Saturday, October 01, 2005

The Holidays are Coming...

I ended up coming down with my first real cold while I have been here in Israel, and I will tell you that there was nothing "inspiring" at all about it! I felt a little odd sniffling and blowing my nose in at least 80 degree desert weather, but nevertheless I am getting through it. I am at the stage where you only have to blow your nose a couple of times to make it through the day without being miserable.
I must say that this particular cold came at a very inconvenient time for me, not that colds are ever convenient, but you know what I mean! This week we had a Tekes (assembly) for Rosh Hashanah at the Merkaz for all the Ulpan classes and anyone else who wanted to come. I didn't write about this before, but about two weeks ago, the two Otzma Ulpan classes were combined and introduced to Gadi, who is the Merkaz's musician when he is needed. He handed out song sheets, and started to teach us traditional Israeli songs for Rosh Hashanah and the holidays. Innocently enough, we were learning "Bashana Habana" in class and he asked for soloists. Right away, everyone began pointing to my British roommate who sings in a band in London and is very open about her musical ability. After she sang, Gadi asked for others, and then the finger was pointed at me! Funny enough, not everyone in Otzma knows that I am a singer, because I'm still not sure how one shares that sort of information, but I ended up singing and also getting a solo! I didn't know this at the time, but the fact that I got a solo meant that I would be performing in front of the entire Ulpan and at a special performance for the Jewish Agency workers!
So, on Wednesday, we had our Tekes for Ulpan. The performance was a lot of fun, with apples and honey and everyone in the holiday spirit! The people from the other Ulpan classes were from all over: India, Russia, Canada, South America, France, and the States. I really thought it was amazing how we were all celebrating the Jewish New Year together. My cold definitely made my voice a little scratchy, and my performance not exactly how I would have wanted, but overall it was fine. I impressed some staff at the Merkaz, and my French man so that made it all worthwhile. On Sunday, I have another performance for the Jewish Agency workers which is apparently pretty important. I was joking that I thought I wouldn't be singing this year for the holidays, but it seems that I was wrong again!

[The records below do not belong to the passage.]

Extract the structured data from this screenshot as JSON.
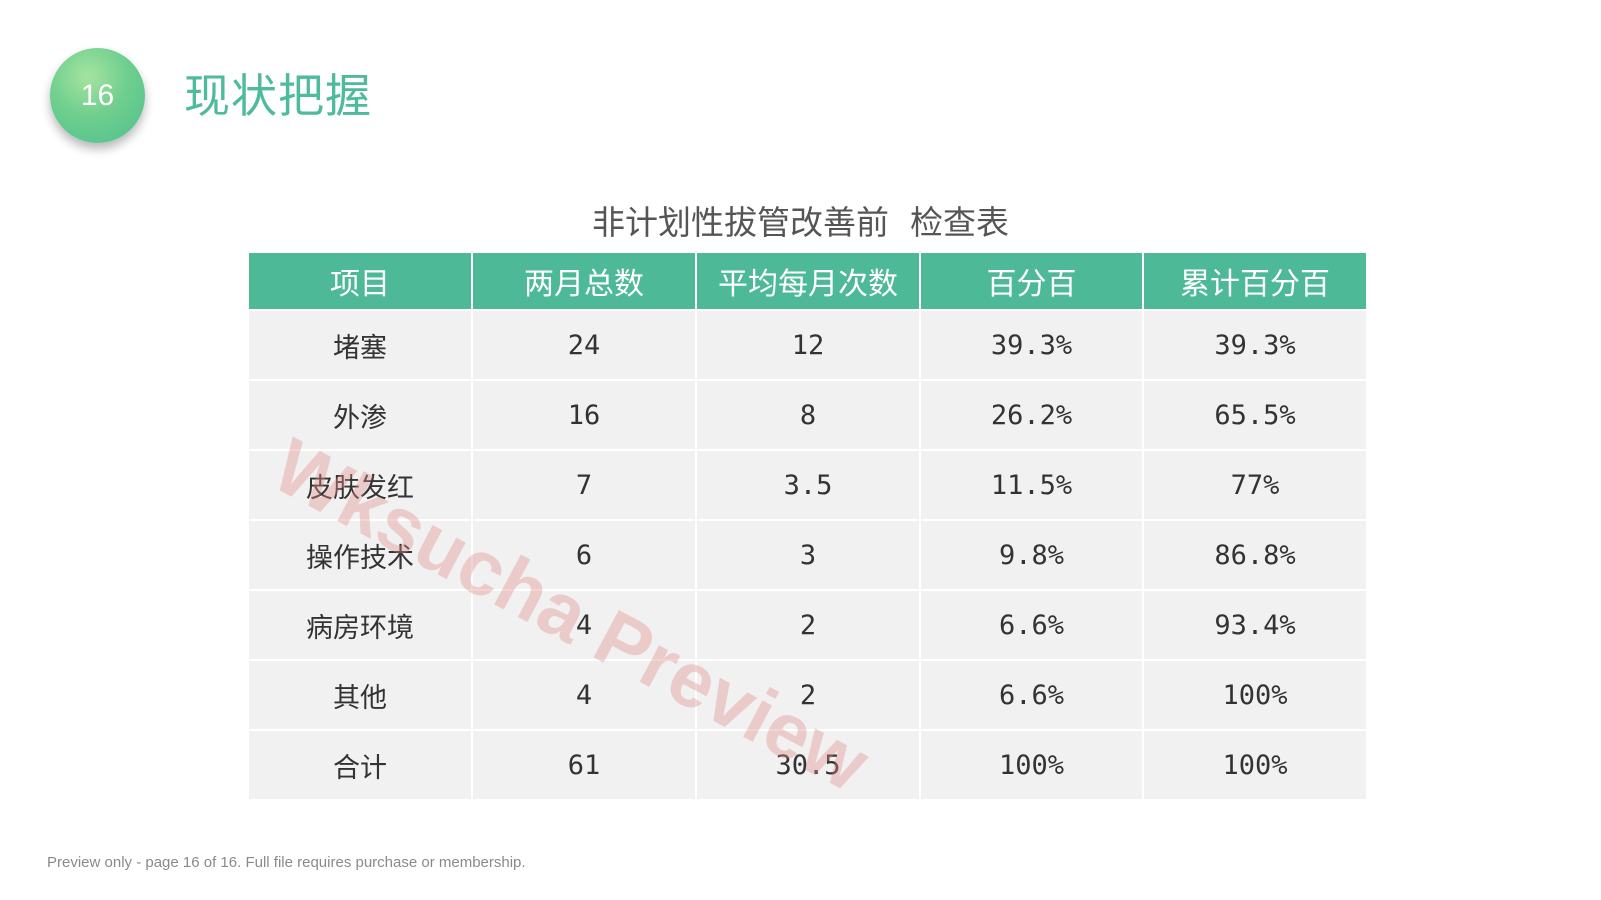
{
  "slide": {
    "page_number": "16",
    "title": "现状把握"
  },
  "table": {
    "title": "非计划性拔管改善前  检查表",
    "headers": [
      "项目",
      "两月总数",
      "平均每月次数",
      "百分百",
      "累计百分百"
    ],
    "rows": [
      [
        "堵塞",
        "24",
        "12",
        "39.3%",
        "39.3%"
      ],
      [
        "外渗",
        "16",
        "8",
        "26.2%",
        "65.5%"
      ],
      [
        "皮肤发红",
        "7",
        "3.5",
        "11.5%",
        "77%"
      ],
      [
        "操作技术",
        "6",
        "3",
        "9.8%",
        "86.8%"
      ],
      [
        "病房环境",
        "4",
        "2",
        "6.6%",
        "93.4%"
      ],
      [
        "其他",
        "4",
        "2",
        "6.6%",
        "100%"
      ],
      [
        "合计",
        "61",
        "30.5",
        "100%",
        "100%"
      ]
    ]
  },
  "watermark": "Wksucha Preview",
  "footer": "Preview only - page 16 of 16. Full file requires purchase or membership.",
  "colors": {
    "accent": "#4db996",
    "title_green": "#4dbb9c",
    "row_bg": "#f1f1f1",
    "watermark": "#e28c8c"
  }
}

The feeling around Israel these days is very much focused towards the holidays coming... Every cab driver I have encountered, cashier at the grocery store, the bakery lady, the salespeople at the mall, everyone has wished me a "Shanah Tovah" when I have finished my business with them. Everyone in the State at least acknowledges that the new year is coming in some way, regardless of how religious they are or not. Even the ATM wishes you a Shana Tovah after you take out money! This week I taught my last Atidim class before the Holidays, and I wished the kids a Shana Tovah as they walked out the door. The thought occured to me that was an experience that I did not have outside of Sunday school when I was a kid growing up in Orange County. I imagine that this experience is hard to have outside of a Jewish Day School or heavily populated Jewish area in the States.

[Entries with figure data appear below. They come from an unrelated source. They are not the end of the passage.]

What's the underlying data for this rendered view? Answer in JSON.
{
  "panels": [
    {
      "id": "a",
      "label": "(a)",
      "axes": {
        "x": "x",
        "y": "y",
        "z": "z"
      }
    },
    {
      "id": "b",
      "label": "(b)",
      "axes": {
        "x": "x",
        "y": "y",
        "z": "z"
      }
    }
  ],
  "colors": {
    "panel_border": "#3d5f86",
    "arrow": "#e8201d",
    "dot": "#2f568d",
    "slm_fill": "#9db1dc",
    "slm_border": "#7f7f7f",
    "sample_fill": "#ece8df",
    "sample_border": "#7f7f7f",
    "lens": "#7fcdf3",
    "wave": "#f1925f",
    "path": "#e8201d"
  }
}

For all the problems that Israel deals with, the fact that the freedom exists to be a Jew as one pleases seems to make all the trouble worth it. I've been taught to appreciate the little things in life. The ability to wish literally everyone a Shana Tovah, and not have to worry about getting work days off, or make up homework, or all the issues that we have to deal with being a Jew who wants to observe the Holidays in the US, makes me appreciate being here so much more.